It is the oldest story in the world - when people migrate, a slice of their food culture is preserved as it brings with it a sense of belonging. But how much of it can you embalm? One will have to mend their ways to survive. This is how the Tamizh community settled in Kerala gifted us the exquisite combination of Adai and Avial.

The Iyers (Tamizh Brahmins) who are inherently vegetarians migrated to parts of Kerala possibly from the early part of the 18th century. They brought their cuisine with them and adapted the Kerala way of living to an extent. Rice, lentils, pulses, ghee (clarified butter), curd and coffee are a few indispensable components in their diet. Thus idli and dosa soon became a crowd favourite in this part of the world. A traditional Tamizh protein-rich breakfast paired with a nutritious blend of vegetables from Kerala, adai-avial is an ingenious fusion of these two cultures.

Unlike for Dosa, the batter for adai requires less fermentation, thus saving us some time during the wee hours of the morning which gets used up in the process of making avial.

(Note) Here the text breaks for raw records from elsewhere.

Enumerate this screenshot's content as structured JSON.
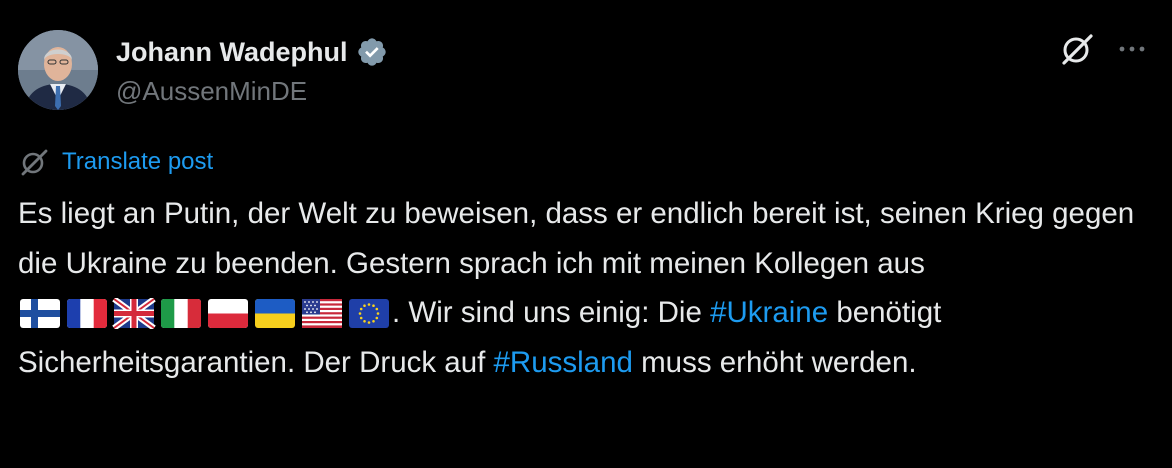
{
  "author": {
    "name": "Johann Wadephul",
    "handle": "@AussenMinDE",
    "verified": true
  },
  "header_icons": [
    "grok-icon",
    "more-icon"
  ],
  "translate": {
    "icon": "translate-icon",
    "label": "Translate post"
  },
  "post": {
    "text_1": "Es liegt an Putin, der Welt zu beweisen, dass er endlich bereit ist, seinen Krieg gegen die Ukraine zu beenden. Gestern sprach ich mit meinen Kollegen aus ",
    "flags": [
      "Finland",
      "France",
      "United Kingdom",
      "Italy",
      "Poland",
      "Ukraine",
      "United States",
      "European Union"
    ],
    "text_2": ". Wir sind uns einig: Die ",
    "hashtag_1": "#Ukraine",
    "text_3": " benötigt Sicherheitsgarantien. Der Druck auf ",
    "hashtag_2": "#Russland",
    "text_4": " muss erhöht werden."
  },
  "colors": {
    "background": "#000000",
    "text": "#e7e9ea",
    "secondary": "#71767b",
    "link": "#1d9bf0",
    "verified_badge": "#829aab"
  }
}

When laziness kicks in adai are served with a mix of jaggery and ghee, talk about necessity being the mother of innovation!

A simple adai batter is made of rice, urad dal, toor dal, Bengal gram dal, red chillies and asafoetida, could be best described as a ‘masaledar’ dosa. Avial with its tangy and faintly sour flavours imparted by tamarind or curd pairs really well.

ADVERTISEMENT

When we dive deep into the intricacies of Indian cuisine, our dishes are in fact borrowings from other lands owing to migration. The exchange of ideas, recipes, and adaptations as per alternatives have been a part of the human race since our very existence. Mughlai, Awadhi, Indo-Chinese, Parsi, Suriyani and more came to be landmarks in Indian cuisine thanks to the receptive characteristics of our ancestors. Let's think beyond what is mine or yours and credit it as 'ours' for what it is worth!